There has been no consistent decrease in child maltreatment over the last two decades, research published today in The Lancet has found.
Led by Professor Ruth Gilbert, University College London Institute of Child Health (ICH), the study concludes that despite numerous government policy initiatives designed to achieve a reduction in child maltreatment, none has proved successful.
The study used three types of child maltreatment indicators; violent deaths in children, injuries related to maltreatment, and involvement with child protection agencies.
The indicators were gathered from health and child protection agencies, and compared trends in children under 11 across six states and countries, England, Sweden, New Zealand, Western Australia, Manitoba (Canada) and the USA.
The study found large variations between the countries and states in the frequency of involvement with child protection agencies, but little difference between the rates of maltreatment-related injury or violent death.

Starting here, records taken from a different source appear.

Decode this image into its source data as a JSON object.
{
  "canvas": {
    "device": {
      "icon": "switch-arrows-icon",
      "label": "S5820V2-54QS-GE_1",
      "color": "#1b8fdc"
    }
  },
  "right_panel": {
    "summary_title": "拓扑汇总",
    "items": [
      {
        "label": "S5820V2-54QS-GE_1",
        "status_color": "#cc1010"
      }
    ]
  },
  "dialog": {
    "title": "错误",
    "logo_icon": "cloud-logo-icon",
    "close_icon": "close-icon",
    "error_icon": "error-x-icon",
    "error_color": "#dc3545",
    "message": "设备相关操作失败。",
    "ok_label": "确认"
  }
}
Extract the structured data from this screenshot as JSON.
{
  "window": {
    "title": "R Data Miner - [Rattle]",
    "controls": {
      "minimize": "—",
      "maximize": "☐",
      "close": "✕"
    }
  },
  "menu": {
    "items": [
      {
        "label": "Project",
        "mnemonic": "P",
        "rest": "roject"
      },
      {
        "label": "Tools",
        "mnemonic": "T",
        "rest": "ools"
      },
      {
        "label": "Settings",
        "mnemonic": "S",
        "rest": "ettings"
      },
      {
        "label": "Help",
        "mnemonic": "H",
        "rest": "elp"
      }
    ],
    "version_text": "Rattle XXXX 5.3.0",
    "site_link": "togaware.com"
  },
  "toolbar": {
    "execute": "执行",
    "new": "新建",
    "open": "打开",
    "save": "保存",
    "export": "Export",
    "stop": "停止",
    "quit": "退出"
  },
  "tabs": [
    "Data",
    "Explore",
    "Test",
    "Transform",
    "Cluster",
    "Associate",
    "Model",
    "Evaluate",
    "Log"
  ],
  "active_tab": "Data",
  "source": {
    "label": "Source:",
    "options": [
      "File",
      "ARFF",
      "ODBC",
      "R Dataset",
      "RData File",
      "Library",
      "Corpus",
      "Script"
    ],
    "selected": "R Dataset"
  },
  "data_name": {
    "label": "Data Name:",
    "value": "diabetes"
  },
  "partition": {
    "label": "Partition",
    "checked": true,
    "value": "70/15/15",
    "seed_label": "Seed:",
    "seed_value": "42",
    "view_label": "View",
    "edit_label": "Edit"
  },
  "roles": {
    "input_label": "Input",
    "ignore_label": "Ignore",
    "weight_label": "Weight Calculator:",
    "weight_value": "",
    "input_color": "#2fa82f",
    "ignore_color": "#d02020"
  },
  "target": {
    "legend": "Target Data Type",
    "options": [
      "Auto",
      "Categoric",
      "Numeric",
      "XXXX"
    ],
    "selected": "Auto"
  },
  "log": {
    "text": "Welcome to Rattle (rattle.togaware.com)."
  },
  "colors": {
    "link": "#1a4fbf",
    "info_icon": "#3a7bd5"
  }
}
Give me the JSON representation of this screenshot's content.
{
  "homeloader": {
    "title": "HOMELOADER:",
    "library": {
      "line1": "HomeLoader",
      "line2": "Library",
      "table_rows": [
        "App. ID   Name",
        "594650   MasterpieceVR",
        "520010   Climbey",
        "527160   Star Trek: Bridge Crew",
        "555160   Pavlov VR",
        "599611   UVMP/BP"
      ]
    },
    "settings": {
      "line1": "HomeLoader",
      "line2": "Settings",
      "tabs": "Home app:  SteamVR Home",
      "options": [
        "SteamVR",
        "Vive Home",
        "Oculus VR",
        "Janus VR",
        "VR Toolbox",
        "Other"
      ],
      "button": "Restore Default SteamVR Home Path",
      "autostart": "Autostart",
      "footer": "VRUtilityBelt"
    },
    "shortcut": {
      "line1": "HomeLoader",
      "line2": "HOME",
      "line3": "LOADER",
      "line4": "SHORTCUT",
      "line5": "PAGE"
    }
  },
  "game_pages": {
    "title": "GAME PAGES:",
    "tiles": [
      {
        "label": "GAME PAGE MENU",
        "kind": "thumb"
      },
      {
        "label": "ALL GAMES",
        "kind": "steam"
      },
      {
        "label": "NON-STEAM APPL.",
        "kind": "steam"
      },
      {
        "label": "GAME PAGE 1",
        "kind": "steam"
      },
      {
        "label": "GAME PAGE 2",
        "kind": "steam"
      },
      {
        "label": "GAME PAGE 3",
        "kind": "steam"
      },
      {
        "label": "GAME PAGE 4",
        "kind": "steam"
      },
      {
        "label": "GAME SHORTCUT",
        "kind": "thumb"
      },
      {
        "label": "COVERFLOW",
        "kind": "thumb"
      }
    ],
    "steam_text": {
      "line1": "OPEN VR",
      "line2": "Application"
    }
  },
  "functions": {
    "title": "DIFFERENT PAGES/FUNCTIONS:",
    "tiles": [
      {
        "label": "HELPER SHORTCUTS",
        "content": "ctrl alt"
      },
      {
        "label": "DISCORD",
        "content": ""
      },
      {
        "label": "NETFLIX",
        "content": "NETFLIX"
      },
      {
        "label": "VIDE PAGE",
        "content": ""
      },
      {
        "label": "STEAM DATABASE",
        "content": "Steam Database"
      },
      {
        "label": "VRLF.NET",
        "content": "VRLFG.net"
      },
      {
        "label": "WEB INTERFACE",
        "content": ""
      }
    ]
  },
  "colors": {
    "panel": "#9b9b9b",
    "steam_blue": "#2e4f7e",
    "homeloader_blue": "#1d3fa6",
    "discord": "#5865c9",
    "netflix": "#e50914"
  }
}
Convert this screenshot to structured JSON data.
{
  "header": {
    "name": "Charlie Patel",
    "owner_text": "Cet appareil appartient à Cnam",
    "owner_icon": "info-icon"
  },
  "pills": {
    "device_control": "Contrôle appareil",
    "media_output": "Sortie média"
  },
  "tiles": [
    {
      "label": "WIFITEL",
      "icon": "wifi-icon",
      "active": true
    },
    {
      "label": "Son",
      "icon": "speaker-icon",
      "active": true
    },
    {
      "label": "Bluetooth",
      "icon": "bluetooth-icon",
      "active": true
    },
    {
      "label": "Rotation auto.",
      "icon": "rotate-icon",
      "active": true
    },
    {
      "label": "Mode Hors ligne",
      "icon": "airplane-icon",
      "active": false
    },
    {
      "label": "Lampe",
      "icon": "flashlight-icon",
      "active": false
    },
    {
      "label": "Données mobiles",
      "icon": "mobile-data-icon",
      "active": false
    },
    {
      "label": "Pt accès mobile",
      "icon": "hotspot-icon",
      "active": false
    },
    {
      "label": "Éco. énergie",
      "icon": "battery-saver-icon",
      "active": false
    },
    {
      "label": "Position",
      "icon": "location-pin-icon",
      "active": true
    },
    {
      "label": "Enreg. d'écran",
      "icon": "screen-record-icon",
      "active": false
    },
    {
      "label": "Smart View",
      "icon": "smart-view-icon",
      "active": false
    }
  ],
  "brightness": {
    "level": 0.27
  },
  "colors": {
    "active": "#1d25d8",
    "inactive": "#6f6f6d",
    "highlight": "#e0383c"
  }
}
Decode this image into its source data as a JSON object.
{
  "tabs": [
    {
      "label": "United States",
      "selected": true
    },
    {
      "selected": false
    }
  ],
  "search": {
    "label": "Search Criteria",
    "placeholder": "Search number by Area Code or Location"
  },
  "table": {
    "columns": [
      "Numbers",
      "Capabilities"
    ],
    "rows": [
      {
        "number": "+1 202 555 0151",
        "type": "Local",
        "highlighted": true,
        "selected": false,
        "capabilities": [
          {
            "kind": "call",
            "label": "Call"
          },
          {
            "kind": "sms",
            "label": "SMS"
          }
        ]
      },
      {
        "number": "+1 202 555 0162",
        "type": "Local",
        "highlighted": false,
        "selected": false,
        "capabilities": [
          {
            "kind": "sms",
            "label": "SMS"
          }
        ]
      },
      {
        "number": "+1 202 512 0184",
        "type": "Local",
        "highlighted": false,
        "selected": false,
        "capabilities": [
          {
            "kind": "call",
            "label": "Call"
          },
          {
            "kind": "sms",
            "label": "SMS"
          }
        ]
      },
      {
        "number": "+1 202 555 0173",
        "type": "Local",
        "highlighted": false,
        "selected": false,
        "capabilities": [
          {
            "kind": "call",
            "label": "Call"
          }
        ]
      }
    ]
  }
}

Trends reflecting low levels of maltreatment in Sweden and high levels in the USA are consistent with lower rates of risk factors, such as child poverty, in Sweden compared with the USA. There is also better provision for parenting support in Sweden, compared with the States.
Professor Ruth Gilbert, professor of clinical epidemiology, ICH said: “Our results suggest the need to focus on preventing factors that contribute to child maltreatment, in order to substantially reduce rates of child maltreatment in the future.
“For too long, policy has been driven by high profile deaths of individual children. We need to invest in population-based data to inform policy and to monitor trends. We also need to be able to link health and social care data to understand which professionals are seeing these children. Such linkage is done in Western Australia and Manitoba, where it is proving to be an important tool in the formulation of child health policy.
“We would urge caution in the interpretation of these results. Small changes may not have been detected by the study.”
The funding for the study was provided by organisations including the Department of Health for England and the Manitoba Centre for Health Policy.